Avevo mangiato un tramezzino a pranzo, e poi più nulla per
il resto della giornata, tutta presa com’ero per il trasloco.
All’improvviso la porta si aprì, ed entrò la mia
coinquilina.
Cloe aveva già svuotato tutti i suoi bagagli stamattina e
mi aveva lasciato sola con la scusa di fare delle commissioni.
“Ehilà Kassy! Ma che hai fatto in tutto questo tempo,
lascia le tue cose e vieni con me, oggi c’è una festa!”.
***
Detestavo i party.
Erano molte le ragioni per cui non sopportavo le feste di
quel genere, dove ero costretta a stare in mezzo a certi individui uno più
sballato dell’altro, a fingere di divertirmi.
Non so come fece la mia amica a convincermi a partecipare
a quella festa, ma comunque fosse ero lì, in giardino appoggiata ad una
colonna, a guardare quell’ammasso di ragazzi con gli ormoni a mille.
Mi annoiavo,
desideravo andarmene il più presto possibile, ma avevo promesso a Cloe di
restare almeno una mezz’oretta e dopo di ciò me ne sarei andata di sicuro.
Era passata forse più di un’ora e avevo ricevuto già
diverse avance da ragazzi, che uno dopo l’altro avevo respinto.
Non sapevo se fosse il mio fascino o l’abito succinto che
Cloe mi aveva messo addosso, a essere una calamita per uomini, forse il mix
delle due cose.
“Ehi bella pupa! Ti va di farci una nuotata” mi domandò ammiccante
un ragazzo, che portava solo degli slip rossi, che riuscivano a far risaltare
molto una certa cosa.
“Vuoi un aiuto ad affogarti?” gli chiesi gelida.
“Eddai! Se non ti piace l’acqua possiamo andare in un
luogo più appartato” continuò imperterrito.

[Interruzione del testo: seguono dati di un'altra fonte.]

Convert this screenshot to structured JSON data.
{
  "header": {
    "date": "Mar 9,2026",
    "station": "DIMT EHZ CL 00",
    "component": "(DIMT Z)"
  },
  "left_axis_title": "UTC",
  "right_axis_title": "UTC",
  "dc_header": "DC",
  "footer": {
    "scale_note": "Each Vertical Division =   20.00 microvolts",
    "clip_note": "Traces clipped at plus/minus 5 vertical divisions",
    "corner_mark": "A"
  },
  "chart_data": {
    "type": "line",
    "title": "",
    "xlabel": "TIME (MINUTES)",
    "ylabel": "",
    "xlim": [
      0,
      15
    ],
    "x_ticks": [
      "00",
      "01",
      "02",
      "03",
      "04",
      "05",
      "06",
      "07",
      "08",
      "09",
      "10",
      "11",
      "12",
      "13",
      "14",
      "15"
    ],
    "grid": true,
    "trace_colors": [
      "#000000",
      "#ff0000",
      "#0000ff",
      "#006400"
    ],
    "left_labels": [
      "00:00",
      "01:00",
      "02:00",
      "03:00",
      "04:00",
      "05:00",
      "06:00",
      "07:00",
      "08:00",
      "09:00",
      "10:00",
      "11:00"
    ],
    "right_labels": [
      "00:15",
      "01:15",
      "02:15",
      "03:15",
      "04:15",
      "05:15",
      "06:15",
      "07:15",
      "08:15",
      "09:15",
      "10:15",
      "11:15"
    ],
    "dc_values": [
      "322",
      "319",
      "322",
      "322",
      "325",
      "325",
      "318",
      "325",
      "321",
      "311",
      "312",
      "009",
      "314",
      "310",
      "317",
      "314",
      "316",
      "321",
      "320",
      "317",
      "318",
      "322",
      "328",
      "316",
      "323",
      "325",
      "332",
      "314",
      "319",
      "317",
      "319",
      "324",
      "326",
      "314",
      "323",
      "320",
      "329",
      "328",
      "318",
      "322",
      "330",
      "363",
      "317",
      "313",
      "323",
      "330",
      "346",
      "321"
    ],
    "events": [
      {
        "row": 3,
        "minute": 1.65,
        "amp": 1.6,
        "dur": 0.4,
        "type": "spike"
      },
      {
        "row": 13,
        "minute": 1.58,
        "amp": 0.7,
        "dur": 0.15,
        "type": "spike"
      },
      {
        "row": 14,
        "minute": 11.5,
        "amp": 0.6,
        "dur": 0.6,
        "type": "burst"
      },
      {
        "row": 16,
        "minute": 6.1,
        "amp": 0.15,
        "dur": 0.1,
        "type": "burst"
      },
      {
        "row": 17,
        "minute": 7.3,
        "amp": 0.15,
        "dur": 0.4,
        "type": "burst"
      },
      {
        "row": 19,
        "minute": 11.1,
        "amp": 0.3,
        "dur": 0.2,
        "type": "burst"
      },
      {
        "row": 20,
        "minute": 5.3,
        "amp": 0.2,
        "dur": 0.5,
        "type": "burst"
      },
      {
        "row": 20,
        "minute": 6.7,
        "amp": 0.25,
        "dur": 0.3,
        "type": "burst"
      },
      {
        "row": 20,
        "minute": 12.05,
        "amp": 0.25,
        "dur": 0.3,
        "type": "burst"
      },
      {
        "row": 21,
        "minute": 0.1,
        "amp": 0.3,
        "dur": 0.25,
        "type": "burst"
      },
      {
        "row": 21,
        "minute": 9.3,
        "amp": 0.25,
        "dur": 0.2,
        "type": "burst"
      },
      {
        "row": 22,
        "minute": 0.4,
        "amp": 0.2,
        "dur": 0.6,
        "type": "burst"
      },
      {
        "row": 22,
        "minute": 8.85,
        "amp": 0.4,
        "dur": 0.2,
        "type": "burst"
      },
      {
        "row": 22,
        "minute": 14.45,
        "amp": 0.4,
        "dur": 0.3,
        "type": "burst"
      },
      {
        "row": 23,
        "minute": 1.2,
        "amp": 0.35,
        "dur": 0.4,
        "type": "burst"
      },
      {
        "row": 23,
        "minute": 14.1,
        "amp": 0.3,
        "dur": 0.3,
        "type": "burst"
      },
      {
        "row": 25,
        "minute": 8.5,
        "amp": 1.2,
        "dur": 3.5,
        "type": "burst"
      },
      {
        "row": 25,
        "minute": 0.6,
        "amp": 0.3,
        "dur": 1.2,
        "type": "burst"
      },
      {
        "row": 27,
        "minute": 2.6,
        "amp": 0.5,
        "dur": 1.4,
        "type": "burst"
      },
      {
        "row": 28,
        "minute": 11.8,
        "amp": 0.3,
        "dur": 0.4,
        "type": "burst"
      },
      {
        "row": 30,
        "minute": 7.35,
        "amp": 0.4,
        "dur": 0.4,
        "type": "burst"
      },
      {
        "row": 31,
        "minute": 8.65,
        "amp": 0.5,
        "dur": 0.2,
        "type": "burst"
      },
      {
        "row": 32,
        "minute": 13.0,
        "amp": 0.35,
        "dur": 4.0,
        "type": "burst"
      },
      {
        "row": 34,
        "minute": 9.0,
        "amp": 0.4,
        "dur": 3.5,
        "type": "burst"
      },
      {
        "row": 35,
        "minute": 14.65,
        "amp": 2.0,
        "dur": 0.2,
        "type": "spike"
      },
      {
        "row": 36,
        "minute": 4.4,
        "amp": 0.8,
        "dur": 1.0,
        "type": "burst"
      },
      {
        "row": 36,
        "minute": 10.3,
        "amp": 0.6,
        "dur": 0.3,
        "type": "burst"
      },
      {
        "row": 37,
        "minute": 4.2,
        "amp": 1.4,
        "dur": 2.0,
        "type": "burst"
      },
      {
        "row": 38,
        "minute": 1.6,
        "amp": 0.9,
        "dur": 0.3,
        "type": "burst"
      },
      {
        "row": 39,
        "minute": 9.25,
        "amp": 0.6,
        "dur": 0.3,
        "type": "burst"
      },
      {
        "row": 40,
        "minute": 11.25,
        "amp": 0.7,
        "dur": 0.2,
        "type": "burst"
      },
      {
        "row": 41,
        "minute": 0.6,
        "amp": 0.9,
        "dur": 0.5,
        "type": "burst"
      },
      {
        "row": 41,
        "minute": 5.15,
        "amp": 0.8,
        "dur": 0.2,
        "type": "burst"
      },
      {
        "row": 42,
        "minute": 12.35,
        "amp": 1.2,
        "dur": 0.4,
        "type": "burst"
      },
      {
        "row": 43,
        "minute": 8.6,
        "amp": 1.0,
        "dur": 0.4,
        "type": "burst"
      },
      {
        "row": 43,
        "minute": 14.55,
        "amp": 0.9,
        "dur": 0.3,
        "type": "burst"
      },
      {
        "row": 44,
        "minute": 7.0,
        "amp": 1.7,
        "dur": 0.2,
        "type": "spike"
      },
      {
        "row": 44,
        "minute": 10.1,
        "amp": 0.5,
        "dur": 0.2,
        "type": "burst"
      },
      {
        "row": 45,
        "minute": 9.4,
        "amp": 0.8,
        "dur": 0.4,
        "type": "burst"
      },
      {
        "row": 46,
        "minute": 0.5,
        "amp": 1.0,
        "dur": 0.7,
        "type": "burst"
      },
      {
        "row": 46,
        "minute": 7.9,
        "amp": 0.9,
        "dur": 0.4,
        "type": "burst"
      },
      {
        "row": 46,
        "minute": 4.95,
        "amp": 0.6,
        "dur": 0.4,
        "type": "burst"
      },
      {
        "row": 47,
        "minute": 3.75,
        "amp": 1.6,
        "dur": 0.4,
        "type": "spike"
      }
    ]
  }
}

“Se vuoi la morte, posso ucciderti anche in pubblico, non
mi faccio problemi” gli risposi fulminando con gli occhi.
“Che tipa! Per tua fortuna mi piacciono le ragazze
aggressive, dai vieni che ci facciamo un bagnetto” mi prese per un braccio,
deciso a portarmi via con la forza.
Non avevo mai permesso a nessuno di comportarsi in tale
maniera con me, stavo per spezzarli quella maledetta mano quando qualcuno venne
in mio aiuto.
Con un gesto staccò dal mio braccio la mano ossuta del
mio scocciatore, torcendola e buttandolo a terra, facendo sbattere la sua testa
contro il pavimento cementato del giardino.
“Questa bella fanciulla come vedi non gradisce, faresti
meglio ad andartene se non vuoi un nuovo alloggio al cimitero vicino” e con
queste parole si girò a guardarmi.
Era lui! Lo sconosciuto dagli occhi blu che continuava a
perseguitare i miei sogni!
Mi sorrise e mi fece segno di seguirlo, senza pensarci gli andai dietro, forse avrei scoperto finalmente la sua identità!